Every so often the practice of neonatal male circumcision becomes a news item, typically when some medical association issues a statement on the practice. Last week it was the turn of the Danish Medical Association, which recommended the practice be stopped. Prominent among the reasons cited for this conclusion was that the procedure permanently alters a child's body, something which should not be done, the Danish doctors argue, without the informed consent of the person whose body is affected.
The Danish doctors' recommendations are in line with most Europeans' thoughts on this issue. By contrast in 2012, the American Academy of Pediatrics emphasized that there were definite health benefits to male circumcision, a conclusion which the Centers for Disease Control seconded in draft guidelines in 2014. In particular, male circumcision reduces the risk of infant urinary tract infection and the risk of contracting STDs later in life. There is also a reduced risk of other health problems, such as penile cancer.
However, even those who maintain that circumcision has health benefits recognize that the most that can be said in favor of circumcision is that "the health benefits ... outweigh the risks [but] existing scientific evidence is not sufficient to recommend routine circumcision." Although circumcision reduces the risk of developing various medical problems, the overall risk of these medical problems is small, whether one is circumcised or not, especially if one is prudent in one's sexual practices (e.g., by wearing a condom).
For the most part, the empirical information relied upon by the dueling medical associations is the same -- but their interpretation of the data is different. The difference in views among the various medical associations, and other health groups, appears to be due, in part, to cultural factors. Most Europeans are not circumcised, whereas circumcision is not uncommon in the United States.
Given this background, one might conclude that circumcision should be largely a non-issue: it's a procedure that's medically justified, but not necessary. Whether the procedure should be performed on one's newborn is something that can be left to parental discretion.
That conclusion, however, would be fiercely resisted by many opponents of circumcision, some of whom are adamant in their rejection of the practice. For them, male circumcision is "genital mutilation." One critical principle animates this opposition and it is the one alluded to by the Danish Medical Association, namely that no permanent changes should be made to a person's body without their consent, which, of course cannot be obtained until that person is legally an adult.
This principle has strong intuitive appeal, at least in our contemporary world. Who could argue with self-determination? But upon reflection, the principle that no permanent changes should be made to somebody's body without their consent is impossible to comply with.

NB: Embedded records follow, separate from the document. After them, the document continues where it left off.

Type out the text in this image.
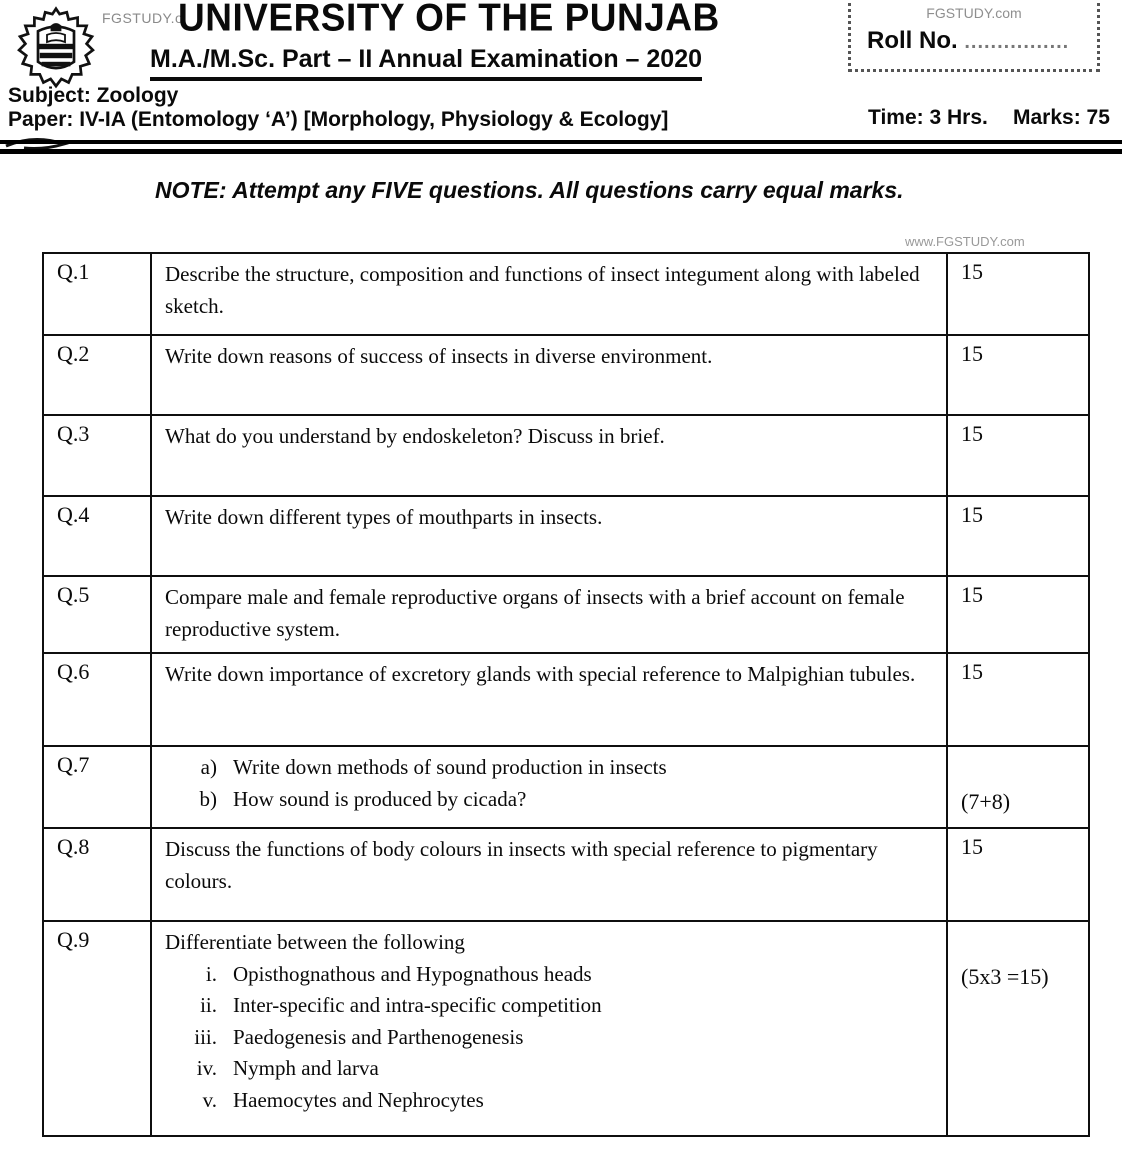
FGSTUDY.o
UNIVERSITY OF THE PUNJAB
M.A./M.Sc. Part – II Annual Examination – 2020
FGSTUDY.com
Roll No. ................
Subject: Zoology
Paper: IV-IA (Entomology ‘A’) [Morphology, Physiology & Ecology]	Time: 3 Hrs. Marks: 75
NOTE: Attempt any FIVE questions. All questions carry equal marks.
www.FGSTUDY.com
Q.1	Describe the structure, composition and functions of insect integument along with labeled sketch.	15
Q.2	Write down reasons of success of insects in diverse environment.	15
Q.3	What do you understand by endoskeleton? Discuss in brief.	15
Q.4	Write down different types of mouthparts in insects.	15
Q.5	Compare male and female reproductive organs of insects with a brief account on female reproductive system.	15
Q.6	Write down importance of excretory glands with special reference to Malpighian tubules.	15
Q.7	a) Write down methods of sound production in insects
b) How sound is produced by cicada?	(7+8)
Q.8	Discuss the functions of body colours in insects with special reference to pigmentary colours.	15
Q.9	Differentiate between the following
i. Opisthognathous and Hypognathous heads
ii. Inter-specific and intra-specific competition
iii. Paedogenesis and Parthenogenesis
iv. Nymph and larva
v. Haemocytes and Nephrocytes
	(5x3 =15)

To put it mildly, the brain is an important part of a person's body. It's certainly more important than the foreskin of the penis. One's brain is inevitably shaped by the parents or guardians one has as a child. This is not some metaphorical allusion to the information that's put into one's brain nor am I referring to one's genetic inheritance -- no, the physical structures of one's brain are changed based upon one's training and education. For example, the brains of literate people differ from the brains of illiterates. Similarly, musical training affects the architecture of the brain.
Most developed countries do exercise some control over the training and education children receive, imposing various legal standards and restrictions, but even so, wide scope is given to parents in terms of how they raise their children. Homeschooling is permitted in the United States, for example, with minimal oversight in most states. (Interestingly, homeschooling is forbidden in some European countries, such as Germany--again a significant cultural difference.) With respect to training in music or sports, parents can subject their children to extensive training, just short of physical abuse. Hour after hour of piano practice or swimming lessons. When grown, these children might be grateful for their training, or they may resent the physical or psychic pain they had to endure while forced to pursue an activity which they never liked. On the other hand, some children will receive no training in music or sports, something which they may regard as a handicap in later life. Either way the bodies of these children will have been permanently altered by their parents.
We rightly value self-determination, but our ability to choose our own path and make our own decisions about our bodies begins after our bodies have already been shaped by our parents in ways we are powerless to change. In this light, agonizing over the loss of a foreskin is an unwarranted, excessive reaction.
Nothing in the foregoing analysis should be interpreted as saying we should allow parents to change their children's bodies in any way they regard as suitable just because their role in shaping these bodies is inevitable. Clearly, limits should be-- and are --imposed on what parents can do. Parents cannot inflict disabling injuries on their children. But, as indicated, the evidence regarding male circumcision is that it provides some small benefits. It cannot plausibly be characterized as medically necessary, but, with appropriate use of analgesia, it's not harmful. The energies that some devote to opposing male circumcision might be better spent lobbying for tighter regulation of homeschooling. The cerebral portion of young male bodies should receive as much attention as the genital portion.